Titre: Re : Je l'aurais un jour, je l'aurais... (PV avec CT)
Posté par: Randal Dragunov le dimanche 11 janvier 2026, 21:51:01
C'est malin, le voisin a fini son affaire alors que ma queue est toujours logée au fond de sa chatte trempée en attendant de se vider une dernière fois. Pourtant l'objectif était bien de la farcir complètement alors qu'elle se faisait embrocher comme une volaille qui tournoierait dans un four à la bonne température. Me voilà désormais seul à pousser comme un forcené dans son trou toujours aussi étroit que la première fois car elle ne semble plus avoir autant de répondant que dans le tunnel. Et visiblement elle n'est pas la seule à nécessiter un petit recadrage.

- C'est pas une petite pute, mais MA pute. Je t'ai laissé t'amuser un peu alors ne va pas prendre tes aises.

Les secondes qui suivent ne seront que brutalité gratuite contre le corps de la blonde qui n'a rien demandé et rien fait pour mériter ça. Ma main vient claquer contre le haut de sa cuisse pour toucher son cul à la même occasion. Puis je la fait se tourner un peu pour pouvoir saisir un de ses nichons et mon affaire se termine en lui tirant les cheveux pendant que je décris la situation à son voisin.

- Ce petit cul est à moi et je vais y imprimer la trace de ma grosse cul même si elle aura du mal à s'asseoir durant plusieurs jours. Pareil pour ses seins qui viendront me branler aussi souvent qu'ils me serviront de boules anti-stress. Et cette belle gueule d'ange ? Elle finira tous les jours couverte de sperme gélatineux et collant quand elle viendra me sucer pour me réveiller.

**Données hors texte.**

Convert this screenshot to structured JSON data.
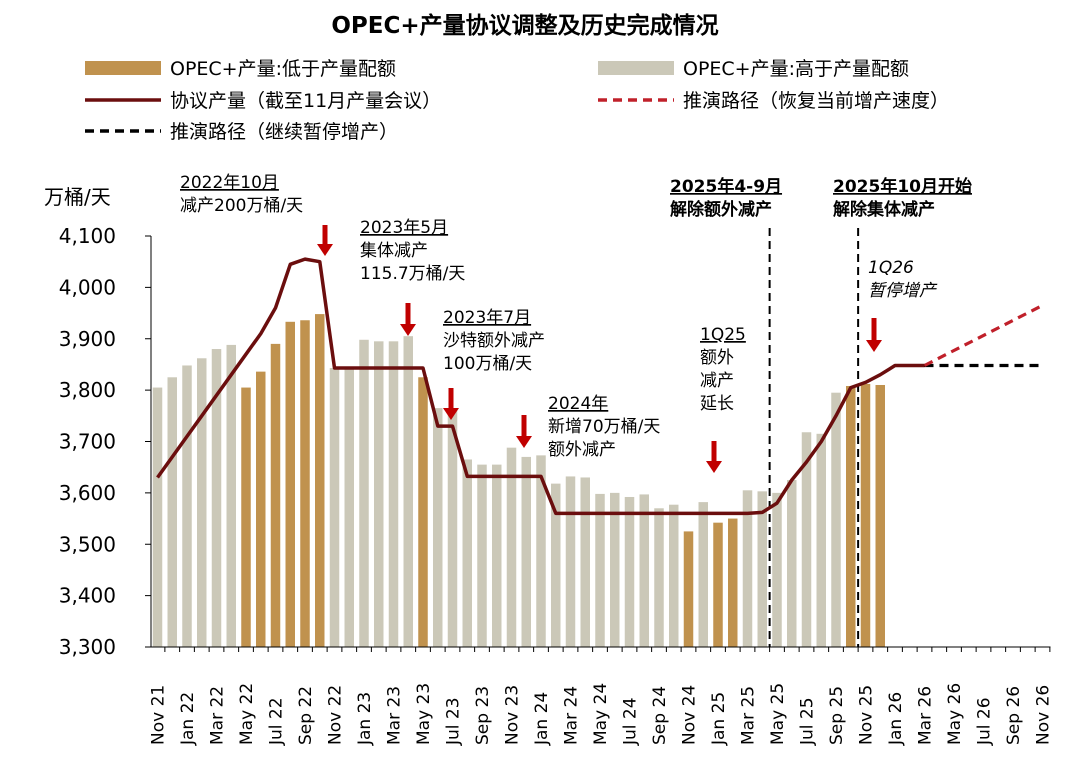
{
  "chart_data": {
    "type": "bar",
    "title": "OPEC+产量协议调整及历史完成情况",
    "ylabel": "万桶/天",
    "ylim": [
      3300,
      4100
    ],
    "yticks": [
      3300,
      3400,
      3500,
      3600,
      3700,
      3800,
      3900,
      4000,
      4100
    ],
    "ytick_labels": [
      "3,300",
      "3,400",
      "3,500",
      "3,600",
      "3,700",
      "3,800",
      "3,900",
      "4,000",
      "4,100"
    ],
    "months": [
      "Nov 21",
      "Dec 21",
      "Jan 22",
      "Feb 22",
      "Mar 22",
      "Apr 22",
      "May 22",
      "Jun 22",
      "Jul 22",
      "Aug 22",
      "Sep 22",
      "Oct 22",
      "Nov 22",
      "Dec 22",
      "Jan 23",
      "Feb 23",
      "Mar 23",
      "Apr 23",
      "May 23",
      "Jun 23",
      "Jul 23",
      "Aug 23",
      "Sep 23",
      "Oct 23",
      "Nov 23",
      "Dec 23",
      "Jan 24",
      "Feb 24",
      "Mar 24",
      "Apr 24",
      "May 24",
      "Jun 24",
      "Jul 24",
      "Aug 24",
      "Sep 24",
      "Oct 24",
      "Nov 24",
      "Dec 24",
      "Jan 25",
      "Feb 25",
      "Mar 25",
      "Apr 25",
      "May 25",
      "Jun 25",
      "Jul 25",
      "Aug 25",
      "Sep 25",
      "Oct 25",
      "Nov 25",
      "Dec 25",
      "Jan 26",
      "Feb 26",
      "Mar 26",
      "Apr 26",
      "May 26",
      "Jun 26",
      "Jul 26",
      "Aug 26",
      "Sep 26",
      "Oct 26",
      "Nov 26"
    ],
    "xtick_labels": [
      "Nov 21",
      "Jan 22",
      "Mar 22",
      "May 22",
      "Jul 22",
      "Sep 22",
      "Nov 22",
      "Jan 23",
      "Mar 23",
      "May 23",
      "Jul 23",
      "Sep 23",
      "Nov 23",
      "Jan 24",
      "Mar 24",
      "May 24",
      "Jul 24",
      "Sep 24",
      "Nov 24",
      "Jan 25",
      "Mar 25",
      "May 25",
      "Jul 25",
      "Sep 25",
      "Nov 25",
      "Jan 26",
      "Mar 26",
      "May 26",
      "Jul 26",
      "Sep 26",
      "Nov 26"
    ],
    "bars": [
      {
        "v": 3805,
        "c": "above"
      },
      {
        "v": 3825,
        "c": "above"
      },
      {
        "v": 3848,
        "c": "above"
      },
      {
        "v": 3862,
        "c": "above"
      },
      {
        "v": 3880,
        "c": "above"
      },
      {
        "v": 3888,
        "c": "above"
      },
      {
        "v": 3805,
        "c": "below"
      },
      {
        "v": 3836,
        "c": "below"
      },
      {
        "v": 3890,
        "c": "below"
      },
      {
        "v": 3933,
        "c": "below"
      },
      {
        "v": 3936,
        "c": "below"
      },
      {
        "v": 3948,
        "c": "below"
      },
      {
        "v": 3843,
        "c": "above"
      },
      {
        "v": 3843,
        "c": "above"
      },
      {
        "v": 3898,
        "c": "above"
      },
      {
        "v": 3895,
        "c": "above"
      },
      {
        "v": 3895,
        "c": "above"
      },
      {
        "v": 3905,
        "c": "above"
      },
      {
        "v": 3825,
        "c": "below"
      },
      {
        "v": 3765,
        "c": "above"
      },
      {
        "v": 3763,
        "c": "above"
      },
      {
        "v": 3665,
        "c": "above"
      },
      {
        "v": 3655,
        "c": "above"
      },
      {
        "v": 3655,
        "c": "above"
      },
      {
        "v": 3688,
        "c": "above"
      },
      {
        "v": 3670,
        "c": "above"
      },
      {
        "v": 3673,
        "c": "above"
      },
      {
        "v": 3618,
        "c": "above"
      },
      {
        "v": 3632,
        "c": "above"
      },
      {
        "v": 3630,
        "c": "above"
      },
      {
        "v": 3598,
        "c": "above"
      },
      {
        "v": 3600,
        "c": "above"
      },
      {
        "v": 3592,
        "c": "above"
      },
      {
        "v": 3597,
        "c": "above"
      },
      {
        "v": 3570,
        "c": "above"
      },
      {
        "v": 3577,
        "c": "above"
      },
      {
        "v": 3525,
        "c": "below"
      },
      {
        "v": 3582,
        "c": "above"
      },
      {
        "v": 3542,
        "c": "below"
      },
      {
        "v": 3550,
        "c": "below"
      },
      {
        "v": 3605,
        "c": "above"
      },
      {
        "v": 3603,
        "c": "above"
      },
      {
        "v": 3600,
        "c": "above"
      },
      {
        "v": 3625,
        "c": "above"
      },
      {
        "v": 3718,
        "c": "above"
      },
      {
        "v": 3715,
        "c": "above"
      },
      {
        "v": 3795,
        "c": "above"
      },
      {
        "v": 3808,
        "c": "below"
      },
      {
        "v": 3812,
        "c": "below"
      },
      {
        "v": 3810,
        "c": "below"
      }
    ],
    "series": [
      {
        "name": "OPEC+产量:低于产量配额",
        "kind": "bar",
        "color": "#C0924E"
      },
      {
        "name": "OPEC+产量:高于产量配额",
        "kind": "bar",
        "color": "#CBC8B8"
      },
      {
        "name": "协议产量（截至11月产量会议）",
        "kind": "line",
        "color": "#6B0E0E",
        "points": [
          [
            0,
            3630
          ],
          [
            1,
            3670
          ],
          [
            2,
            3710
          ],
          [
            3,
            3750
          ],
          [
            4,
            3790
          ],
          [
            5,
            3830
          ],
          [
            6,
            3870
          ],
          [
            7,
            3910
          ],
          [
            8,
            3960
          ],
          [
            9,
            4045
          ],
          [
            10,
            4055
          ],
          [
            11,
            4050
          ],
          [
            12,
            3843
          ],
          [
            13,
            3843
          ],
          [
            14,
            3843
          ],
          [
            15,
            3843
          ],
          [
            16,
            3843
          ],
          [
            17,
            3843
          ],
          [
            18,
            3843
          ],
          [
            19,
            3730
          ],
          [
            20,
            3730
          ],
          [
            21,
            3632
          ],
          [
            22,
            3632
          ],
          [
            23,
            3632
          ],
          [
            24,
            3632
          ],
          [
            25,
            3632
          ],
          [
            26,
            3632
          ],
          [
            27,
            3560
          ],
          [
            28,
            3560
          ],
          [
            29,
            3560
          ],
          [
            30,
            3560
          ],
          [
            31,
            3560
          ],
          [
            32,
            3560
          ],
          [
            33,
            3560
          ],
          [
            34,
            3560
          ],
          [
            35,
            3560
          ],
          [
            36,
            3560
          ],
          [
            37,
            3560
          ],
          [
            38,
            3560
          ],
          [
            39,
            3560
          ],
          [
            40,
            3560
          ],
          [
            41,
            3562
          ],
          [
            42,
            3580
          ],
          [
            43,
            3625
          ],
          [
            44,
            3660
          ],
          [
            45,
            3700
          ],
          [
            46,
            3750
          ],
          [
            47,
            3805
          ],
          [
            48,
            3815
          ],
          [
            49,
            3830
          ],
          [
            50,
            3848
          ],
          [
            51,
            3848
          ],
          [
            52,
            3848
          ]
        ]
      },
      {
        "name": "推演路径（恢复当前增产速度）",
        "kind": "line",
        "color": "#C0202A",
        "points": [
          [
            52,
            3848
          ],
          [
            60,
            3965
          ]
        ]
      },
      {
        "name": "推演路径（继续暂停增产）",
        "kind": "line",
        "color": "#000000",
        "points": [
          [
            52,
            3848
          ],
          [
            60,
            3848
          ]
        ]
      }
    ],
    "vlines": [
      {
        "x": 41.5
      },
      {
        "x": 47.5
      }
    ],
    "annotations": [
      {
        "lines": [
          "2022年10月",
          "减产200万桶/天"
        ],
        "underline_first": true,
        "arrow_index": 11
      },
      {
        "lines": [
          "2023年5月",
          "集体减产",
          "115.7万桶/天"
        ],
        "underline_first": true,
        "arrow_index": 18
      },
      {
        "lines": [
          "2023年7月",
          "沙特额外减产",
          "100万桶/天"
        ],
        "underline_first": true,
        "arrow_index": 20
      },
      {
        "lines": [
          "2024年",
          "新增70万桶/天",
          "额外减产"
        ],
        "underline_first": true,
        "arrow_index": 27
      },
      {
        "lines": [
          "1Q25",
          "额外",
          "减产",
          "延长"
        ],
        "underline_first": true,
        "arrow_index": 38
      },
      {
        "lines": [
          "2025年4-9月",
          "解除额外减产"
        ],
        "underline_first": true,
        "bold": true
      },
      {
        "lines": [
          "2025年10月开始",
          "解除集体减产"
        ],
        "underline_first": true,
        "bold": true
      },
      {
        "lines": [
          "1Q26",
          "暂停增产"
        ],
        "italic": true,
        "arrow_index": 50
      }
    ]
  }
}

Heureusement pour ce frustré que je suis quelqu'un de partageur. Tant qu'il n'essaie pas de faire le malin dans mon dos ou qu'il abuse de ma gentillesse en cassant ma nouvelle poupée blonde. Et histoire de lui faire comprendre les choses je viens saisir ma proie par les poignets et je la fais glisser pour se retrouver dans une sorte de cowgirl inversé où chaque coup de rein fait remuer tout son corps qui retomber sur ma lance massive pour m'aider à entrer encore mieux en elle.

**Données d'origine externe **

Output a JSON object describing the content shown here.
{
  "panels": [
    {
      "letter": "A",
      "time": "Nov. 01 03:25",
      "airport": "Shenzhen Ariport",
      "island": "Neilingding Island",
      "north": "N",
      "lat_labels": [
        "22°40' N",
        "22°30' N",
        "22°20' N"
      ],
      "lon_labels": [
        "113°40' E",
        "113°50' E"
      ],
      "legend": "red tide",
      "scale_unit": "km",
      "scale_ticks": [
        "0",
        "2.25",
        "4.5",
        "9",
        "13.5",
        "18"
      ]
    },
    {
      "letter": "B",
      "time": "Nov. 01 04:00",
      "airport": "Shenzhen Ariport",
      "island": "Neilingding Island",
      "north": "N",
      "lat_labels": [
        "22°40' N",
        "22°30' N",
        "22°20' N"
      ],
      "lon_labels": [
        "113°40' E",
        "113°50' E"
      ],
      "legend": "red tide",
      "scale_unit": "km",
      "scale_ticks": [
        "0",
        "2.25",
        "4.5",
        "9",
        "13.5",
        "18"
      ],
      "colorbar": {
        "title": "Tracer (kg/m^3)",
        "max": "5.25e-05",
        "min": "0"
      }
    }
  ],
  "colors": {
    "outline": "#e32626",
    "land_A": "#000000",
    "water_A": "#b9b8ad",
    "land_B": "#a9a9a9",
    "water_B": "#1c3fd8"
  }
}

Tout ce dont j'ai envie là c'est de l'entendre hurler. La voir baver car elle est incapable de respirer correctement et la sentir complètement soumise à mes attaques répétées. Je lui tiens les deux bras écartés dans son dos pour lui bloquer toute liberté de mouvement. Mon corps tout entier me brûle et l'orgasme n'est plus qu'à quelques pas. Des grognements sauvages s'échappent de ma bouche à chaque coup de rein. Bordel ! La force que je mets dans mes hanches me donne la sensation que je pourrais briser son corps en deux si je ne fais pas attention et ce n'est pourtant pas suffisant pour m'arrêter.

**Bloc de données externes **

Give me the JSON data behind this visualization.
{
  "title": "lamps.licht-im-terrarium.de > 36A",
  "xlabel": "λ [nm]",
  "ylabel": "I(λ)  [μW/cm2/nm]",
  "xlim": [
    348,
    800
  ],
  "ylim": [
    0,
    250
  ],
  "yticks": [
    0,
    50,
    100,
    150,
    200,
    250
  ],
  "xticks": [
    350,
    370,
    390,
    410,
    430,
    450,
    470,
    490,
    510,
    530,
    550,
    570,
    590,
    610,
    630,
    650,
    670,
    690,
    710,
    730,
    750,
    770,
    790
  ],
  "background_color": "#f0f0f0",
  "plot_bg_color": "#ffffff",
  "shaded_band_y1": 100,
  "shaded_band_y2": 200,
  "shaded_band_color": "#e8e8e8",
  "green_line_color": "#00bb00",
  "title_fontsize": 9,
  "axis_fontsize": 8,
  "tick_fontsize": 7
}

Et là, sans un mot, le coup de grâce arrive. Mes lèvres se pressent si fort l'une contre l'autre qu'elles finissent par bloquer tout son qui voudrait s'en échapper. A force d'enfoncer mes doigts autour de ses poignets je risque d'y laisser une trace qui restera sur sa peau plusieurs jours. Mais le plus intense se passe en elle. Une déferlante, un tsunami vient inonder sa fente pour la repeindre en une fraction de seconde. Presque en même temps que ma bite explose en elle on peut voir du sperme gicler de sa chatte pour souiller le sol et la table basse qui est à quelques centimètres de nous.

A qui la faute ? A cette traînée qui m'écrase depuis de longues minutes et qui ne semble pas pouvoir se calmer.